Gleich vorweg: "Von Pfeifenkraut und leichten Frauen" ist ruhig. Sehr ruhig, wenn wir genau sind. Und verdammt stylish sowie ziemlich laid-back. Prinzipiell ist das gar kein Problem, sondern eher richtig gut – wenn man denn in der richtigen Stimmung dafür ist. Allerdings sollten alle Leute abseits dieser Gefühlslage oder mit einem normalen Puls mit dem Anhören zumindest so lange warten, bis dieser gänzlich in einen Ruhemodus gefahren ist, da ansonsten der Hörgenuss schnell zur Tortur wird. Gibt man "Von Pfeifenkraut und leichten Frauen" jedoch eine Chance unter den richtigen Bedingungen, wird man zugegebenermaßen alles andere als enttäuscht. Sphärische Klänge statt treibende, aggressive Drums und seichte Thematiken anstelle von bierernsten Weltverbesserungsversuchen. Auf der einen Seite ist das ziemlich super und vor allem passend zum Sound, auf der anderen Seite ist es irgendwie schade, da Bimbo Beutlin teilweise wirklich gute Denkansätze kreiert, diese aber nur seltenst weiterspinnt ("Reich für immer").

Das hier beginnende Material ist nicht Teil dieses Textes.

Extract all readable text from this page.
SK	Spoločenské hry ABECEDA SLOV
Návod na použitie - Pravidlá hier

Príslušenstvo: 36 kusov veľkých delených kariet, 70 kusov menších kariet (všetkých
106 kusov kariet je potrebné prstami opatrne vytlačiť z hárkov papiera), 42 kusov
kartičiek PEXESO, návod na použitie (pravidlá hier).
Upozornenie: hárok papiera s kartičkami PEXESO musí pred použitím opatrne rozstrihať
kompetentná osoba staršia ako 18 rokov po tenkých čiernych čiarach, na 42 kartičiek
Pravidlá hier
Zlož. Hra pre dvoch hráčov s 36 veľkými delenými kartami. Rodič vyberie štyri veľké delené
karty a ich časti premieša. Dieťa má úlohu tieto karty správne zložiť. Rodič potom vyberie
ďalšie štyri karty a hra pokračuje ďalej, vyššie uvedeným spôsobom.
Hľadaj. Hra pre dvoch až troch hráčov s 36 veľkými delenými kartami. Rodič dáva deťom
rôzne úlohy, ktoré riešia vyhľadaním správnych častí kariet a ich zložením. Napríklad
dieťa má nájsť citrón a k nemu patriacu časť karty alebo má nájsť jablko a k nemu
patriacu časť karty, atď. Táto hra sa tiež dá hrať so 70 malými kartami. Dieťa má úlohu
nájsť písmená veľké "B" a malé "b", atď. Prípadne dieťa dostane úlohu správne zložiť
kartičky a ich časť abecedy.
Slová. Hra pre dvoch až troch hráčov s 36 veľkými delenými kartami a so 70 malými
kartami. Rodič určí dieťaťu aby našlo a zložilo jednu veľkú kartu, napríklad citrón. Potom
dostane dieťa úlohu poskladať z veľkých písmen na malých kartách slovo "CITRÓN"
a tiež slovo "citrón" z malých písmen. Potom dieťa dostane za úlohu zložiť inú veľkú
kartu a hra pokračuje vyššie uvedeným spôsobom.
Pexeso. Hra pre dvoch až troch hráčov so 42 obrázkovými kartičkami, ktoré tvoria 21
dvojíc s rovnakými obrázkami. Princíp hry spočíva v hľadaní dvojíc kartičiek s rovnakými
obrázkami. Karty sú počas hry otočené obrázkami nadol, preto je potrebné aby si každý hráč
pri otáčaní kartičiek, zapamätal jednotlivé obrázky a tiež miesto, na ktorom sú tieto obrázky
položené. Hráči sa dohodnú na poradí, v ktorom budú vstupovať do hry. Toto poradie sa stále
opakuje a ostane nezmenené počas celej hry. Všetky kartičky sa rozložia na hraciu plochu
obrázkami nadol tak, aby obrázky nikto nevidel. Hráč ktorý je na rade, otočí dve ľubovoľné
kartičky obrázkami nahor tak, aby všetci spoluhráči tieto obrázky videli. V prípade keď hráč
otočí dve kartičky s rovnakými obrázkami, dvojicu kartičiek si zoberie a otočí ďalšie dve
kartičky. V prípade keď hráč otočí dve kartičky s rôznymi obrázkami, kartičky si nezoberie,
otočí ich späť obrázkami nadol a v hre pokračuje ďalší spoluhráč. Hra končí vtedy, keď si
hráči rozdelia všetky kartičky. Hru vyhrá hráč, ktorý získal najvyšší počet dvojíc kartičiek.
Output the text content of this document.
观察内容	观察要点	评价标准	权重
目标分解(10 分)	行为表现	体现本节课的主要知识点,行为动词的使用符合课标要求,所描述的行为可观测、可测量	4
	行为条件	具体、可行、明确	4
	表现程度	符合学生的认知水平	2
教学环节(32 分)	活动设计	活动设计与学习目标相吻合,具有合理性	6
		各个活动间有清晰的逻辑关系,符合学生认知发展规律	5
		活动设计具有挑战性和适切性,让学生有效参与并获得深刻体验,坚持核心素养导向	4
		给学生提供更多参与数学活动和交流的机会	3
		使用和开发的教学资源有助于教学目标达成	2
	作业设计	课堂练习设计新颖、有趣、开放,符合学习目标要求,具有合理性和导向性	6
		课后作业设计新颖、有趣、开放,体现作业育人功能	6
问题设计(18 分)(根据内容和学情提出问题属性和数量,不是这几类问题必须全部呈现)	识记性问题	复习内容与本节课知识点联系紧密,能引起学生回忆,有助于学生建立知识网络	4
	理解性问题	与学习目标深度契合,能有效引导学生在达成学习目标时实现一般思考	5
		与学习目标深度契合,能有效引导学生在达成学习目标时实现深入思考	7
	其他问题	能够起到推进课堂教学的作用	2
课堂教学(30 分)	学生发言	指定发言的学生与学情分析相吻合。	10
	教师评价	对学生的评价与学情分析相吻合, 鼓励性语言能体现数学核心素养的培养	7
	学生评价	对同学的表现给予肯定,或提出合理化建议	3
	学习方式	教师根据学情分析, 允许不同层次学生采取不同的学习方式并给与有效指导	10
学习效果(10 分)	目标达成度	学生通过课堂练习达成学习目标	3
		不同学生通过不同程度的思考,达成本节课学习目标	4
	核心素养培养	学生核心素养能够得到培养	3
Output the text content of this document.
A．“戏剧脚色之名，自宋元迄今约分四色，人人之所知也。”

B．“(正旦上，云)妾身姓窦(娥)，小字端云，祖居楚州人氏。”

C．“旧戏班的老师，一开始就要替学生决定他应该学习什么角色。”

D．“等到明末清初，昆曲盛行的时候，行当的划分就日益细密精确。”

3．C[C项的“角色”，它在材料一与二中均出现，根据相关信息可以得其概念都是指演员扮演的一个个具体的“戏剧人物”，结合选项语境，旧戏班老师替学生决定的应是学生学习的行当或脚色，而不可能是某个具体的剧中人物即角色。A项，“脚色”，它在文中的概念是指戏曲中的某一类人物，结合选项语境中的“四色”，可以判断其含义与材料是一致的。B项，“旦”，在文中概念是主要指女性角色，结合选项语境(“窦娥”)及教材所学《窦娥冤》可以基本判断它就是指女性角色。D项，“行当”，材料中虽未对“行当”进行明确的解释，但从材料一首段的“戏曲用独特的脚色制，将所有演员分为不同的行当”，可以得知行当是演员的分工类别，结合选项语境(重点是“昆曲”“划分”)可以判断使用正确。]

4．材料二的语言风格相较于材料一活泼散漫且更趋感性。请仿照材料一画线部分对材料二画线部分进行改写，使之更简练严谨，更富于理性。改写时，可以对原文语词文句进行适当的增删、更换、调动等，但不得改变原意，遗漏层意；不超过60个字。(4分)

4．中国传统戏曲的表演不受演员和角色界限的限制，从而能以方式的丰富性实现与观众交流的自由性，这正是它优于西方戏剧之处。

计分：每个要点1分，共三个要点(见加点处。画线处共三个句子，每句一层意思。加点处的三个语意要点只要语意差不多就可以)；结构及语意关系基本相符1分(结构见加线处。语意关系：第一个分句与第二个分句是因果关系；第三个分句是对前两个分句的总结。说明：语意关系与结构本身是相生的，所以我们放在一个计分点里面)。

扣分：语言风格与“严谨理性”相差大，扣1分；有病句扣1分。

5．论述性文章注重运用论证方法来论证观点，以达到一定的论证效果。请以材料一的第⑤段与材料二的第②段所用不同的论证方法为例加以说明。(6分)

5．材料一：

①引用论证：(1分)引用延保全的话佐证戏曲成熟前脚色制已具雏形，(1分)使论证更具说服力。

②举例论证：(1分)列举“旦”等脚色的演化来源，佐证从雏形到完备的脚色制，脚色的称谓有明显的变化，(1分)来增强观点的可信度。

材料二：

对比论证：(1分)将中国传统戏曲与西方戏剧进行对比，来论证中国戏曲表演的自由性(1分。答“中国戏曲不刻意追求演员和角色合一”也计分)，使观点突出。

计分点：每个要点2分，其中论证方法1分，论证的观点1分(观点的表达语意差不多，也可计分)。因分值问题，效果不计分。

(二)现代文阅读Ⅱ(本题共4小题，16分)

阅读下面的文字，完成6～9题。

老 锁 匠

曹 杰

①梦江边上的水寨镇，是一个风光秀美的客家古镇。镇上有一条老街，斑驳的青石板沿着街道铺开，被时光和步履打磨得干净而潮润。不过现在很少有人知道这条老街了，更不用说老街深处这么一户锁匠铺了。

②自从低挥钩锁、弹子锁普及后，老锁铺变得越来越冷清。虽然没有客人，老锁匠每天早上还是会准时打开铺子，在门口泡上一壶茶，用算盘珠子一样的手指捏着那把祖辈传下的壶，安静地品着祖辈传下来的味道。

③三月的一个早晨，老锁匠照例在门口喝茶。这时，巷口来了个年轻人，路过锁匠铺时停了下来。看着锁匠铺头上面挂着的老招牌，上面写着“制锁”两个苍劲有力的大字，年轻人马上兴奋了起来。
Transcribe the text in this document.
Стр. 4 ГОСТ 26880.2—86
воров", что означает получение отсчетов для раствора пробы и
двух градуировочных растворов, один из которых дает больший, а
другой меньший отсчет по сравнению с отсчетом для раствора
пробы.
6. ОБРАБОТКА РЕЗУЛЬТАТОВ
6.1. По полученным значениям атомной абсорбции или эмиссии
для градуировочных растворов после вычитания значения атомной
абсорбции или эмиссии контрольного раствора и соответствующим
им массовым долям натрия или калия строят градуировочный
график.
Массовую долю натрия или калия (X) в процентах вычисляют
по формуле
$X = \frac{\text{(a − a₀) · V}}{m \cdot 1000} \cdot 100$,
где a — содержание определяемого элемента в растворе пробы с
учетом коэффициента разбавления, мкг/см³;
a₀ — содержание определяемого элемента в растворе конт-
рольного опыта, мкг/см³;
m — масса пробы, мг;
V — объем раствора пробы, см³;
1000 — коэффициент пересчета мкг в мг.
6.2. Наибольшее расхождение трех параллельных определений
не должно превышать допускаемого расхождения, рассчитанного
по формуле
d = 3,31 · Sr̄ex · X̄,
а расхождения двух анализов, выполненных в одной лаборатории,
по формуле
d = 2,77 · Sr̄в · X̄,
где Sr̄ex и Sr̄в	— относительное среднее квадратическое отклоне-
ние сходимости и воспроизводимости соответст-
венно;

Summa summarum ist "Von Pfeifenkraut und leichten Frauen" ein rundes Werk, was dem Hype der Cosmo Gang absolut gerecht wird – sofern man denn die Stimmung, den Vibe und die allgegenwärtige Atmosphäre um die Jungs feiert. Wer mit diesen sehr ruhigen und sphärischen Klängen allerdings nichts so recht anzufangen weiß, der sollte um das Werk und um die gesamte Gang einen riesigen Bogen machen.